Jack Straw has said there will be a "problem" if France votes to reject the EU constitution - but he insisted the UK will still hold its own referendum.
The Europe debate is heating up
The foreign secretary insisted a French "no" vote later this month would not automatically kill off the treaty.
His comments came as opponents launched their campaign against the constitution, saying it would hand too much power to Brussels.
Both the Tories and Lib Dems say the government is in disarray on the issue.
The new constitution is aimed to making the EU work better now it has been joined by 10 new members mostly from eastern Europe.
It would introduce qualified majority voting on issues such as immigration and asylum, and create an EU president and foreign minister.
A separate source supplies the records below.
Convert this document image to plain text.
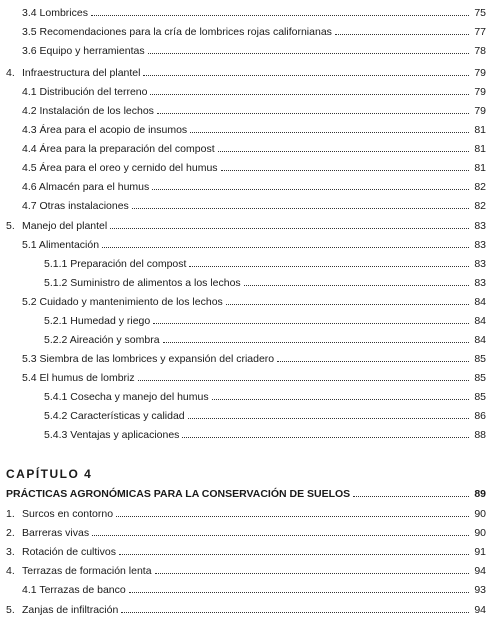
3.4 Lombrices	75
3.5 Recomendaciones para la cría de lombrices rojas californianas	77
3.6 Equipo y herramientas	78
4. Infraestructura del plantel	79
4.1 Distribución del terreno	79
4.2 Instalación de los lechos	79
4.3 Área para el acopio de insumos	81
4.4 Área para la preparación del compost	81
4.5 Área para el oreo y cernido del humus	81
4.6 Almacén para el humus	82
4.7 Otras instalaciones	82
5. Manejo del plantel	83
5.1 Alimentación	83
5.1.1 Preparación del compost	83
5.1.2 Suministro de alimentos a los lechos	83
5.2 Cuidado y mantenimiento de los lechos	84
5.2.1 Humedad y riego	84
5.2.2 Aireación y sombra	84
5.3 Siembra de las lombrices y expansión del criadero	85
5.4 El humus de lombriz	85
5.4.1 Cosecha y manejo del humus	85
5.4.2 Características y calidad	86
5.4.3 Ventajas y aplicaciones	88
CAPÍTULO 4
PRÁCTICAS AGRONÓMICAS PARA LA CONSERVACIÓN DE SUELOS	89
1. Surcos en contorno	90
2. Barreras vivas	90
3. Rotación de cultivos	91
4. Terrazas de formación lenta	94
4.1 Terrazas de banco	93
5. Zanjas de infiltración	94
France holds its referendum on the treaty on 29 May.
European Commission president Jose Manuel Barroso has warned a no vote would be bad news for the French and European economies.
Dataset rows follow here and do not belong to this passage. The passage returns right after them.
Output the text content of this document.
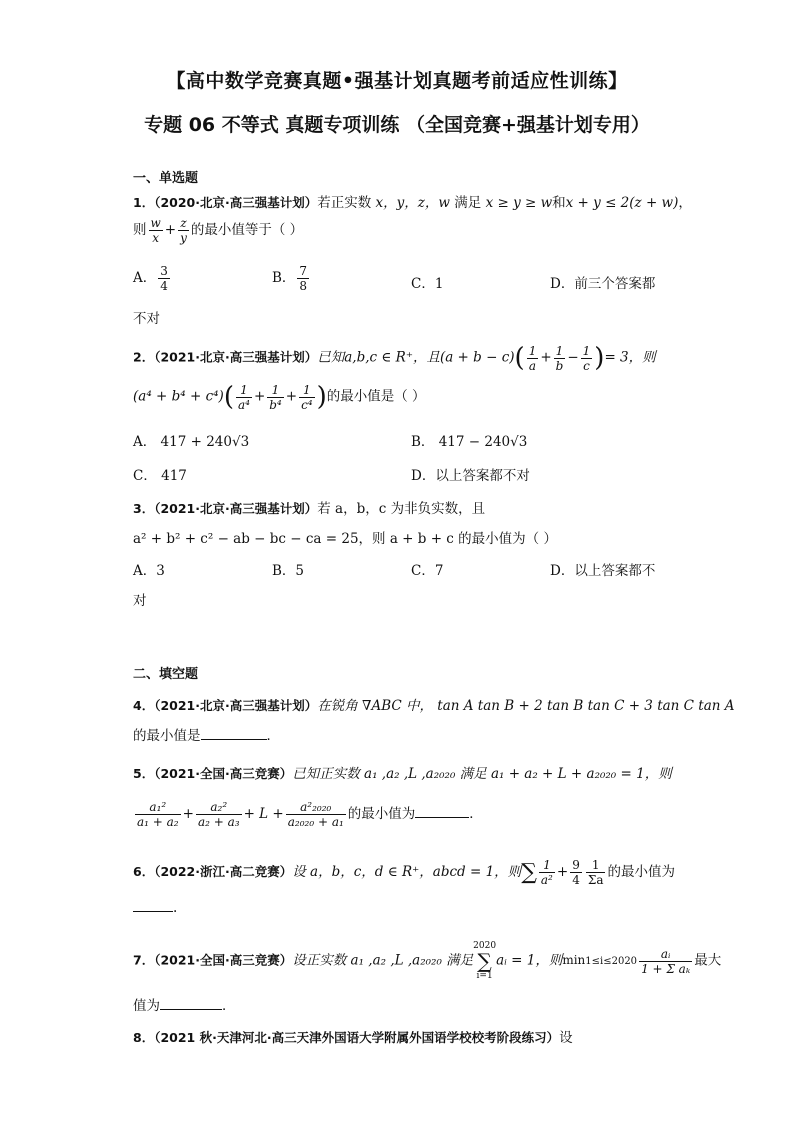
【高中数学竞赛真题•强基计划真题考前适应性训练】
专题 06 不等式 真题专项训练 （全国竞赛+强基计划专用）
一、单选题
1．（2020·北京·高三强基计划）若正实数 x，y，z，w 满足 x ≥ y ≥ w和x + y ≤ 2(z + w)，
则 $\frac{w}{x} + \frac{z}{y}$ 的最小值等于（ ）
A． $\frac{3}{4}$	B． $\frac{7}{8}$	C．1	D．前三个答案都
不对
2．（2021·北京·高三强基计划）已知a,b,c ∈ R⁺，且$(a + b - c)( \frac{1}{a} + \frac{1}{b} - \frac{1}{c}$ )= 3，则
$(a^4 + b^4 + c^4)( \frac{1}{\text{a⁴}} + \frac{1}{\text{b⁴}} + \frac{1}{\text{c⁴}}$ )的最小值是（ ）
A． 417 + 240√3	B． 417 − 240√3
C． 417	D．以上答案都不对
3．（2021·北京·高三强基计划）若 a，b，c 为非负实数，且
a² + b² + c² − ab − bc − ca = 25，则 a + b + c 的最小值为（ ）
A．3	B．5	C．7	D．以上答案都不
对
二、填空题
4．（2021·北京·高三强基计划）在锐角 ∇ABC 中， tan A tan B + 2 tan B tan C + 3 tan C tan A
的最小值是	．
5．（2021·全国·高三竞赛）已知正实数 a₁ ,a₂ ,L ,a₂₀₂₀ 满足 a₁ + a₂ + L + a₂₀₂₀ = 1，则
$\frac{\text{a₁²}}{\text{a₁ + a₂}} + \frac{\text{a₂²}}{\text{a₂ + a₃}} + L + \frac{\text{a²₂₀₂₀}}{\text{a₂₀₂₀ + a₁}}$ 的最小值为	．
6．（2022·浙江·高二竞赛）设 a，b，c，d ∈ R⁺，abcd = 1，则∑ $\frac{1}{\text{a²}} + \frac{9}{4} \frac{1}{\Sigma a}$ 的最小值为
.
7．（2021·全国·高三竞赛）设正实数 a₁ ,a₂ ,L ,a₂₀₂₀ 满足2020
∑
i=1aᵢ = 1，则$\min 1\le i\le 2020 \frac{\text{aᵢ}}{\text{1 + Σ aₖ}}$ 最大
值为	．
8．（2021 秋·天津河北·高三天津外国语大学附属外国语学校校考阶段练习）设
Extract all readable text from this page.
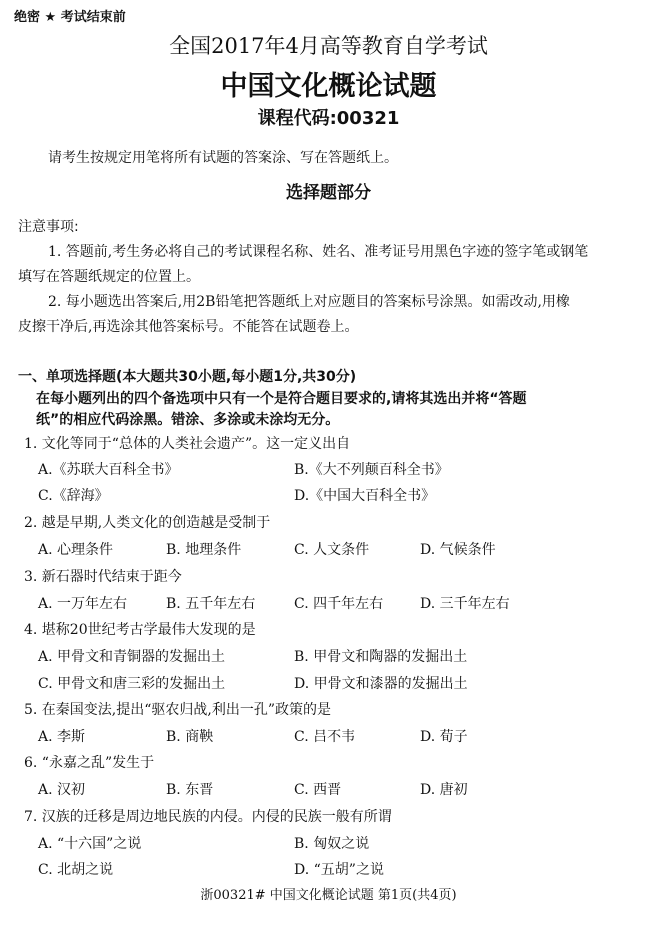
绝密 ★ 考试结束前
全国2017年4月高等教育自学考试
中国文化概论试题
课程代码:00321
请考生按规定用笔将所有试题的答案涂、写在答题纸上。
选择题部分
注意事项:
1. 答题前,考生务必将自己的考试课程名称、姓名、准考证号用黑色字迹的签字笔或钢笔
填写在答题纸规定的位置上。
2. 每小题选出答案后,用2B铅笔把答题纸上对应题目的答案标号涂黑。如需改动,用橡
皮擦干净后,再选涂其他答案标号。不能答在试题卷上。
一、单项选择题(本大题共30小题,每小题1分,共30分)
在每小题列出的四个备选项中只有一个是符合题目要求的,请将其选出并将“答题
纸”的相应代码涂黑。错涂、多涂或未涂均无分。
1. 文化等同于“总体的人类社会遗产”。这一定义出自
A.《苏联大百科全书》	B.《大不列颠百科全书》
C.《辞海》	D.《中国大百科全书》
2. 越是早期,人类文化的创造越是受制于
A. 心理条件	B. 地理条件	C. 人文条件	D. 气候条件
3. 新石器时代结束于距今
A. 一万年左右	B. 五千年左右	C. 四千年左右	D. 三千年左右
4. 堪称20世纪考古学最伟大发现的是
A. 甲骨文和青铜器的发掘出土	B. 甲骨文和陶器的发掘出土
C. 甲骨文和唐三彩的发掘出土	D. 甲骨文和漆器的发掘出土
5. 在秦国变法,提出“驱农归战,利出一孔”政策的是
A. 李斯	B. 商鞅	C. 吕不韦	D. 荀子
6. “永嘉之乱”发生于
A. 汉初	B. 东晋	C. 西晋	D. 唐初
7. 汉族的迁移是周边地民族的内侵。内侵的民族一般有所谓
A. “十六国”之说	B. 匈奴之说
C. 北胡之说	D. “五胡”之说
浙00321# 中国文化概论试题 第1页(共4页)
Mr Straw said: "If there is a no vote by France or any other member state, the EU has a problem and it will have to be considered.
"There is a formal mechanism for that to be considered if a number of countries vote 'no'."
The UK remained committed to its own policy of holding a referendum - "unless and until" the European Council decided otherwise, he said.
But he said it was in Britain's interest to ratify the treaty as it "provided for a Europe in Britain's image".
The European Council meets in June and government sources suggest a French no vote could prompt foreign ministers collectively either to abandon the treaty or have a six month "cooling off period".
Earlier, new Europe Minister Douglas Alexander sought to reassure MPs there would be a referendum regardless of the result of votes in other countries.
He quoted Tony Blair saying: "I have always said we will have a vote on the constitution... It doesn't matter what other countries do... We will have a vote on the constitution."
Mr Blair has also said there cannot be a referendum "on nothing" if the rest of Europe tore up the constitution.
Accusing ministers of confusion, Conservative shadow foreign secretary Liam Fox said: "The only way for Tony Blair to clear up this mess is to name a date for the referendum now," he said.
And Liberal Democrat spokesman Sir Menzies Campbell said a French veto would make it "political madness" for there to be a vote whose results would be meaningless.
Denis MacShane, who until this month was Europe minister, echoed that view.
He told Channel 4 News: "I don't know in Europe who thinks that if the French vote no there is a plan B. The treaty - and it's a treaty - is dead."
The No Campaign, which was launched on Wednesday, said ratifying the constitution would lead to a economic and political "crisis".
Campaign spokesman Derek Scott, a former economic adviser to Mr Blair, said: "Some of our opponents say it is a matter of being in or out of Europe. Others say that if we vote no we will be isolated.
"I think both those arguments are wrong. We are focusing on the content of the constitution, which gives too much power to Brussels."
An ICM poll for the No Campaign suggested 54% of voters opposed the constitution, compared to the 30% who backed it.
But the Britain in Europe campaign group says it is sure voters will back the constitution when the benefits of EU membership are made clear.